230206-63 Hopi Jar by Nampeyo of Hano
5" x 7"
Annie Healing, Nampeyo's eldest daughter did a lot of painting on Nampeyo's redware pottery such as this.
No restoration. Light surface wear; overall in Excellent Condition
The village of Hano on Arizona's First Mesa was established around 1700 by Tewa refugees fleeing from Spanish oppression in New Mexico. Even though they learned many of the Hopi ways and intermarried into that Nation, the Tewa maintained their own speech and ceremonial practices. They became known as the Hopi-Tewa. In 1860, Nampeyo of Hano was born to a Tewa mother and a Hopi father, and thus began a life that would gain fame and honor as a master potter of her people.
January 28, 2023
Provenance of JN Butler Collection
The Janet Nelson Butler Collection was developed by her great-uncle Edward William (E.W.) Nelson (1855-1934). The Wikipedia page on E.W. Nelson states that he was an American naturalist and ethnologist. Initially Mr.
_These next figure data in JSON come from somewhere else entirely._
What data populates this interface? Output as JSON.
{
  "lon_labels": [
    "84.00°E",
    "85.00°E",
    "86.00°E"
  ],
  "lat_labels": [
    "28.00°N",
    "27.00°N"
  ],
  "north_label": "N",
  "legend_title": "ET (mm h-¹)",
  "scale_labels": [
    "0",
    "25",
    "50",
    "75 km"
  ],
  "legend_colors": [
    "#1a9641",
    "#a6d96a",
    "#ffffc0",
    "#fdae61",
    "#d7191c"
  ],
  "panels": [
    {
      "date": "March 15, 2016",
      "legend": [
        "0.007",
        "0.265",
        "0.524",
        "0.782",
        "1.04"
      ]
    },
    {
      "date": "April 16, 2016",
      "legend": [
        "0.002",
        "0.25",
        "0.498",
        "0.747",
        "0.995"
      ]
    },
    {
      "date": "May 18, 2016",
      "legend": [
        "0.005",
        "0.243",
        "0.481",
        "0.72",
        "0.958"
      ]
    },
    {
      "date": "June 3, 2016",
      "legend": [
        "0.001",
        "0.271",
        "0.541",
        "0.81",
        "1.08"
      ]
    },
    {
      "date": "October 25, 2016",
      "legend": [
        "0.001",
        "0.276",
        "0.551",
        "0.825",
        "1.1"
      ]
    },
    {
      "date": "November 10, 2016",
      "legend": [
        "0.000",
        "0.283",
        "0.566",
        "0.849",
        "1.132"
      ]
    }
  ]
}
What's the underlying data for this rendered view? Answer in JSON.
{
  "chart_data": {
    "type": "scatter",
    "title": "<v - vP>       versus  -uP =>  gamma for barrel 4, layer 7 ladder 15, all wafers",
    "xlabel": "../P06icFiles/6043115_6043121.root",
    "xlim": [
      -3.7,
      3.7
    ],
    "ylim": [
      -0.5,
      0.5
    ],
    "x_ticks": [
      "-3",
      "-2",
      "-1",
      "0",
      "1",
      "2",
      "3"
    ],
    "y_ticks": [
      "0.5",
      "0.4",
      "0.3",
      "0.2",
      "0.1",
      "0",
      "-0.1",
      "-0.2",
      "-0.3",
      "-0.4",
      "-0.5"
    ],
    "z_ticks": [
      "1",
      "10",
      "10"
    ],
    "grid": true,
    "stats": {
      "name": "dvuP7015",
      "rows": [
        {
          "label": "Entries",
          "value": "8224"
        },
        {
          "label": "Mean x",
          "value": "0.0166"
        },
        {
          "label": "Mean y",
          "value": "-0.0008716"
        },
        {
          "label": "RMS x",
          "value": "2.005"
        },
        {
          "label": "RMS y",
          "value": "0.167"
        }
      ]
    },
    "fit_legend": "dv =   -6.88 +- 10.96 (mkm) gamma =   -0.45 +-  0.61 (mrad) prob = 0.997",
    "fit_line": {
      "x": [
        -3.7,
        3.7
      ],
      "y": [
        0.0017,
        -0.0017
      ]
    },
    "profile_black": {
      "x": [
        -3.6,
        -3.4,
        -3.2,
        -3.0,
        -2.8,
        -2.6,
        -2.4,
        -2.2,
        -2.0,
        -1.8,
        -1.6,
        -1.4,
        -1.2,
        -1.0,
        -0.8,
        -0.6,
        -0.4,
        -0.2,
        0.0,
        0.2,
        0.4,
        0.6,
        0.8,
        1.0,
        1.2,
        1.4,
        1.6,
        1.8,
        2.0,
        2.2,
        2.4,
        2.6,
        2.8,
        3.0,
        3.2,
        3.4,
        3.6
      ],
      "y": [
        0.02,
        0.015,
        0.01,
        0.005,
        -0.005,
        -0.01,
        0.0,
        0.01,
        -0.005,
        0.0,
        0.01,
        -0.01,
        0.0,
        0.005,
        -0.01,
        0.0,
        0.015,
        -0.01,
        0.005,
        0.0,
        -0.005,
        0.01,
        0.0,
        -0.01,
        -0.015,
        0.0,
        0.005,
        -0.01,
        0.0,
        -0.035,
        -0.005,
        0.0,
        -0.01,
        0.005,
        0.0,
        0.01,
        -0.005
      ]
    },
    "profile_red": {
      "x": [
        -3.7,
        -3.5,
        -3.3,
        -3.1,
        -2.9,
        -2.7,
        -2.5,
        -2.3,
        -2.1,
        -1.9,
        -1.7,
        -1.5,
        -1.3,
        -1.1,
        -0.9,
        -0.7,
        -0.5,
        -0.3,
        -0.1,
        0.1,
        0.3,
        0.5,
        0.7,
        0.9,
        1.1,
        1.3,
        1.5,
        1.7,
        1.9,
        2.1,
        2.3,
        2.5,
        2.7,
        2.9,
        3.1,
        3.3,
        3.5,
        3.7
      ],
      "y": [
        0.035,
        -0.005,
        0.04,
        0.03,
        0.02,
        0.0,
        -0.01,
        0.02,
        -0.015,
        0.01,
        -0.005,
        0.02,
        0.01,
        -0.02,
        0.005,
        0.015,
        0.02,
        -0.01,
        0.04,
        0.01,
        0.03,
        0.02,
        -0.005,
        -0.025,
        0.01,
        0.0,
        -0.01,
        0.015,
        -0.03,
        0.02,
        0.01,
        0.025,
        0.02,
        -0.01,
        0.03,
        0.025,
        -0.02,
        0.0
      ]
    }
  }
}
Nelson’s research was in Alaska. However, he developed tuberculosis and relocated to the American Southwest in 1890. His studies ranged from Death Valley to Mexico. The Smithsonian Institution houses his collection of artifacts from the Alaska expeditions.
Family oral history as related by Janet was that that many parts of the Indian Collection were pawned items purchased at trading posts by E.W. Nelson, while some items may have been purchased by his brother F.W. Nelson.
E.W. Nelson never married and had no children. Upon his death, his collections passed to R. Leiland Nelson, the only child of his only sibling. Upon the death of R. Leiland Nelson’s wife, their sole surviving child Janet Nelson Butler received the collection. Janet Nelson Butler passed away in 2022 and had no children. AAIA purchased the collection 2023 from the estate.